Gargalhando com o Derradé.
Experimentei a escrita e o desenho do Derradé pela primeira vez e um adjetivo ficou na minha mente para descrever o livro que li: humildade. Folhear e ler esta pequena obra não me podia ter deixado um sentimento mais puro que esse.
A Loja é a mais recente publicação física de Derradé e foi apresentado e publicado em outubro de 2019, editada pela Polvo.
Este foi um daqueles livros que resolvi abordei sem expectativa, ou seja, do qual não sabia mesmo o que esperar. Nunca me lembro de ser grande fã de humor ou comédia, muito menos escrita, e por isso foi assim uma espécie de: “mas porque não?”.
Deixei que Derradé me surpreendesse e a poucas páginas do início já estava a gostar daquilo que lia. Talvez pela surpresa, talvez por não estar habituado ao género que aqui lia, mas a verdade é que acabei por ficar completamente deliciado com a obra! O livro apresenta tantos daqueles momentos que, certamente, qualquer fã de banda desenhada já viveu na loja física que frequenta. Apesar disso, não se pense que se trata de um livro exclusivo a fãs do género. As várias referências populares deixam abertura à interpretação de qualquer um.
O humor de Derradé é um humor que não critica forçosamente e não ofende qualquer princípio ou ideal. Na verdade, não me parece existir um humor seletivo. É por isso uma história sempre animada, com o típico exagero que encontramos no género da comédia, mas também com consequências e espaço para o desenvolvimento pessoal dos personagens.

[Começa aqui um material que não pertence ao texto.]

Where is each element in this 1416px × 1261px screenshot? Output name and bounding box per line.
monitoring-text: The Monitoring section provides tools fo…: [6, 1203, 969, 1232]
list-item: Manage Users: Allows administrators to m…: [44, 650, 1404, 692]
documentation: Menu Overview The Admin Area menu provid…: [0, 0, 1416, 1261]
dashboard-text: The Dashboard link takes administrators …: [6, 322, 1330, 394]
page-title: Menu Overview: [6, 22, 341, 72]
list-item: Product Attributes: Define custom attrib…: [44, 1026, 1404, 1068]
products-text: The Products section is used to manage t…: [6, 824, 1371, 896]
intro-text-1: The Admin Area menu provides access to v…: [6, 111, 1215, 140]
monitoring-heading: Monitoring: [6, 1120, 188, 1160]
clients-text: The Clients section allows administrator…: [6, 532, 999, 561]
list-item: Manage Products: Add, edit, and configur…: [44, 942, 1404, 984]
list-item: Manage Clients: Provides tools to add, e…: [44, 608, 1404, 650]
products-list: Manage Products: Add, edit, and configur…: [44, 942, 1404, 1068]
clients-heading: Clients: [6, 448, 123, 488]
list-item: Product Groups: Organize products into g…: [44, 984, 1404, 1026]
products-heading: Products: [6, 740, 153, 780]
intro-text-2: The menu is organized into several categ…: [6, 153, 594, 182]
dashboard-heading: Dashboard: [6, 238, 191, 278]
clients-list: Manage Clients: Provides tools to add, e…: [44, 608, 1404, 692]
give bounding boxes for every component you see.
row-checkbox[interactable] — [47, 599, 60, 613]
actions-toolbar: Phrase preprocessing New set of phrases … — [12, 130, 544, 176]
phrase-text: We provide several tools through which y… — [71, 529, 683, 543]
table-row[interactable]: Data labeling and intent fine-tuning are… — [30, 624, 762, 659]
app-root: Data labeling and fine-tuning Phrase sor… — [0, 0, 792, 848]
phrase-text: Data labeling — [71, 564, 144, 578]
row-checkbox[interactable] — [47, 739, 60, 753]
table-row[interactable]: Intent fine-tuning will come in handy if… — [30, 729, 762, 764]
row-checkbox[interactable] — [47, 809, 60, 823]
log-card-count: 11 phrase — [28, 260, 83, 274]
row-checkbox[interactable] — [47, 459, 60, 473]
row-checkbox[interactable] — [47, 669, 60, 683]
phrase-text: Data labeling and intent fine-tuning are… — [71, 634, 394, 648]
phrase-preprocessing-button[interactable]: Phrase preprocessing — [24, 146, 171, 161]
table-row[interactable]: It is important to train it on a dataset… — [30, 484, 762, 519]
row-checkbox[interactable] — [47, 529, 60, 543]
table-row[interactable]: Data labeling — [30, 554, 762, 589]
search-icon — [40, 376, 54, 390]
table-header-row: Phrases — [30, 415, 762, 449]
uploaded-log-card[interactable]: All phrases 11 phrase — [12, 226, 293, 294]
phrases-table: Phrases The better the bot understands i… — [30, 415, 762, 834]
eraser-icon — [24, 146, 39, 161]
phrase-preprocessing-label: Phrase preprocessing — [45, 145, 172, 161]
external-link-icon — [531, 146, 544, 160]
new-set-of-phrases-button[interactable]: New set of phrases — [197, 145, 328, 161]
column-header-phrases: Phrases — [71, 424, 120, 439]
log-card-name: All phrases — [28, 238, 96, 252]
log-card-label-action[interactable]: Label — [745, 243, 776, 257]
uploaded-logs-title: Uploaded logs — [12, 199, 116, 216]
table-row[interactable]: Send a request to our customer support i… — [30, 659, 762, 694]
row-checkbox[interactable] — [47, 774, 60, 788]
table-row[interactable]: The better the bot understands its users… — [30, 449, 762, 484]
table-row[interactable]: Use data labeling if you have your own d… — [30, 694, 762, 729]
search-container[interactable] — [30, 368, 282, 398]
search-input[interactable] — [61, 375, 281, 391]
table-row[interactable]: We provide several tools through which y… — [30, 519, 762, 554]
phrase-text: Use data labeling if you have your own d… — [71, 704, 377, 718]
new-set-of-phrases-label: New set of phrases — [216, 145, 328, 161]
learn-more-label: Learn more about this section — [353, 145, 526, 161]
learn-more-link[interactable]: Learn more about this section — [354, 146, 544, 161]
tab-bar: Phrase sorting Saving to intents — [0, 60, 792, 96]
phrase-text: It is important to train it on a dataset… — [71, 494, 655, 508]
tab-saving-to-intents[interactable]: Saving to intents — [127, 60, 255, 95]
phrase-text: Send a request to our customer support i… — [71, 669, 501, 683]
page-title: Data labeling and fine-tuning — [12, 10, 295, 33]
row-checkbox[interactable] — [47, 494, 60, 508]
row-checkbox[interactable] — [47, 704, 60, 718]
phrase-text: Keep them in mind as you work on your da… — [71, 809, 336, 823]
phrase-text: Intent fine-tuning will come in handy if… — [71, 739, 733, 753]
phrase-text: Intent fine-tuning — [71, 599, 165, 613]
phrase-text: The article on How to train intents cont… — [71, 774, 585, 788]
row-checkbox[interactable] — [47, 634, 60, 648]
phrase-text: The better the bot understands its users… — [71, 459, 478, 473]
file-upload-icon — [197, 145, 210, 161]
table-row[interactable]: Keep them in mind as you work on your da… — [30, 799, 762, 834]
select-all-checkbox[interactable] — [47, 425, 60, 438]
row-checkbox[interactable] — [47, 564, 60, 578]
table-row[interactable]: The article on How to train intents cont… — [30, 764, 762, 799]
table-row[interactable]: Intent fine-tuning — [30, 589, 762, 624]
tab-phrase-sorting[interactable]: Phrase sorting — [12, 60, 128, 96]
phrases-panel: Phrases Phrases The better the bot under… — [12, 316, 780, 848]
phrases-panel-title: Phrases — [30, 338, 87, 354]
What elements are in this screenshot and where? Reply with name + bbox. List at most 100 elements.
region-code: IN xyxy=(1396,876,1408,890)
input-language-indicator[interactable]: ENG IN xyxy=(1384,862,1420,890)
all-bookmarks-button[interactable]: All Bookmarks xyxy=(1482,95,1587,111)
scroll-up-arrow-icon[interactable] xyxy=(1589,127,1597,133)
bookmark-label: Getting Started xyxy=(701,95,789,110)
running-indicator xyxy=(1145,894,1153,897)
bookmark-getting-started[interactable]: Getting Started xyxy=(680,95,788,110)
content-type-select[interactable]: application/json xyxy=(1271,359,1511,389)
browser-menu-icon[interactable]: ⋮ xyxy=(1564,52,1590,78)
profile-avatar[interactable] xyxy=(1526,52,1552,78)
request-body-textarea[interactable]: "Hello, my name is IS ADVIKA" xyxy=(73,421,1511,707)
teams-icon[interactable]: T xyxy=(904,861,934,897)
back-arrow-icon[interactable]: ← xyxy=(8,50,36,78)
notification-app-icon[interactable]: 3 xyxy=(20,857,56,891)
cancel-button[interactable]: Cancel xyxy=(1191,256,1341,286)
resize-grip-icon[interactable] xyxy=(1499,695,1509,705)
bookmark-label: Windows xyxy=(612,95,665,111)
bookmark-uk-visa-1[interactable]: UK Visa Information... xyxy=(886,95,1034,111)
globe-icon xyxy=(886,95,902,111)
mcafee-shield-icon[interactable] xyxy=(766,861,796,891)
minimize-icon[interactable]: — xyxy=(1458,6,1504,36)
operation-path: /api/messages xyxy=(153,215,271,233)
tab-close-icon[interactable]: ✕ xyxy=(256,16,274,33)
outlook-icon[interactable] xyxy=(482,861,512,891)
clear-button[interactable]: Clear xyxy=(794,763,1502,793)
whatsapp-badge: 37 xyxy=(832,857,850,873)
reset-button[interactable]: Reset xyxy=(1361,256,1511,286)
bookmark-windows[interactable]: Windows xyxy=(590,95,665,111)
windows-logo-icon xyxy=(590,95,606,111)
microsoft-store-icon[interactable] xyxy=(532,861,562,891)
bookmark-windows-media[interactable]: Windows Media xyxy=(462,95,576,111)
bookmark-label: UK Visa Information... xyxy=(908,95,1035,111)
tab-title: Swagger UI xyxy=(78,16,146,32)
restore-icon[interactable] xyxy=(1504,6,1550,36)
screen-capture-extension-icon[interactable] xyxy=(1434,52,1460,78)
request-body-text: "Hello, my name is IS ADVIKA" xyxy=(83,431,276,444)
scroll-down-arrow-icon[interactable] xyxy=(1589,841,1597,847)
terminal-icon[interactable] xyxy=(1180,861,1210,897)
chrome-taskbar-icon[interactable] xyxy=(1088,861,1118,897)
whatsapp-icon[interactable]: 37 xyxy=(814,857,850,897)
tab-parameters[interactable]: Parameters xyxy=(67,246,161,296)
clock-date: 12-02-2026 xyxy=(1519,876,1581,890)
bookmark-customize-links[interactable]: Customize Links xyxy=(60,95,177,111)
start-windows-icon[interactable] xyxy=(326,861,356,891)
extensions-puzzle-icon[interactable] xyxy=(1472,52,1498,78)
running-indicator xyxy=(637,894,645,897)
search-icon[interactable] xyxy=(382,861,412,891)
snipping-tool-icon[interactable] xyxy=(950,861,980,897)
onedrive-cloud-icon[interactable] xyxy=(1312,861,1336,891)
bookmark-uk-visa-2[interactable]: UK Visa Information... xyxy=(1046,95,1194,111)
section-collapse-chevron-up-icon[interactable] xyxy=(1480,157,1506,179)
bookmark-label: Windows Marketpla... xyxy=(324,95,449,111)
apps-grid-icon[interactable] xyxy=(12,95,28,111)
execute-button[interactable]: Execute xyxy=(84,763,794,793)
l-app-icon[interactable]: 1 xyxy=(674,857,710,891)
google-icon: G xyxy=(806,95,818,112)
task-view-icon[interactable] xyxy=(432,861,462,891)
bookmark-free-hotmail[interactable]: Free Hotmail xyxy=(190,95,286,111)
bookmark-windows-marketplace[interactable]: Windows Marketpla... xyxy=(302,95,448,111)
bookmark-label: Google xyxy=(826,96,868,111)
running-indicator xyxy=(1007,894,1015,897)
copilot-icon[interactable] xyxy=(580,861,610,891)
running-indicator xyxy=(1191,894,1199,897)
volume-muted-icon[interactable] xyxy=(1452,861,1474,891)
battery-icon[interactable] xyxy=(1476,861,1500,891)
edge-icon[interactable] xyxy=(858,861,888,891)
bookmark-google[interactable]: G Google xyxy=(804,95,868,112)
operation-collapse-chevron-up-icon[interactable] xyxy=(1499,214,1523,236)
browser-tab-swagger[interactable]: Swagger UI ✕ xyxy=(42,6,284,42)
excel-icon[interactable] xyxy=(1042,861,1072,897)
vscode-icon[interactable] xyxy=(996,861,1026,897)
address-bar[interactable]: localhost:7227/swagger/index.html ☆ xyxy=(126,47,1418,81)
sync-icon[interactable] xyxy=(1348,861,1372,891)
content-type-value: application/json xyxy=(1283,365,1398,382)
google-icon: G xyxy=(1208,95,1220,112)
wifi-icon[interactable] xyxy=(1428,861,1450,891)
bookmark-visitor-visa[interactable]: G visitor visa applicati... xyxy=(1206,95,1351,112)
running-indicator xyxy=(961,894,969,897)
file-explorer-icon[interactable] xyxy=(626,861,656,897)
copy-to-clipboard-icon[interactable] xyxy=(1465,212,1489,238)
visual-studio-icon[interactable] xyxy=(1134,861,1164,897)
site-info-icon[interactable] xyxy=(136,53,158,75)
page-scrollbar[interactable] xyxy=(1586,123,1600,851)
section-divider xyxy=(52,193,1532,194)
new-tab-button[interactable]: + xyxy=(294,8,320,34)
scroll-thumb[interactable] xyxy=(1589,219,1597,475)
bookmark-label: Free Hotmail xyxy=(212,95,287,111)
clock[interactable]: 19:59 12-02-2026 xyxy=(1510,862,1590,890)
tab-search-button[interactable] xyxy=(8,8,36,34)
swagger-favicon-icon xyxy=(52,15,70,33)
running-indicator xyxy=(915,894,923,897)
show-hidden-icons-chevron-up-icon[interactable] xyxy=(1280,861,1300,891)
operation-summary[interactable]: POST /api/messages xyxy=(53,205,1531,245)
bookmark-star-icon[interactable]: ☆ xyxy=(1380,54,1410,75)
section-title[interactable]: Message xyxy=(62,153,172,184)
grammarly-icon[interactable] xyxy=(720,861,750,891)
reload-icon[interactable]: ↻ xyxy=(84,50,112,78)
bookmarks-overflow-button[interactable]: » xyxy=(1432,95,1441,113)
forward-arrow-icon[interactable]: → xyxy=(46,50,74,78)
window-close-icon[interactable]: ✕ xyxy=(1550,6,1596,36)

Ou seja, Bernardo Duarte, o protagonista d’ A Loja não é apenas um meio para atingir um fim; não é apenas um personagem formatado para que se faça o enredo ter piada; não é uma qualquer cabeça falante. O B. D. é um personagem com o seu próprio desenvolvimento do início ao fim da história e a piada está na sua maneira de ser, nas ações em que se envolve, nas decisões que toma ou até nas abordagens que lhe são impostas exteriormente. Chegando ao final, podemos até sentir uma certa empatia pelo personagem e não apenas aquela ideia de que só serviu para nos fazer rir, mas rapidamente esquecemos o seu nome e o seu aspeto físico.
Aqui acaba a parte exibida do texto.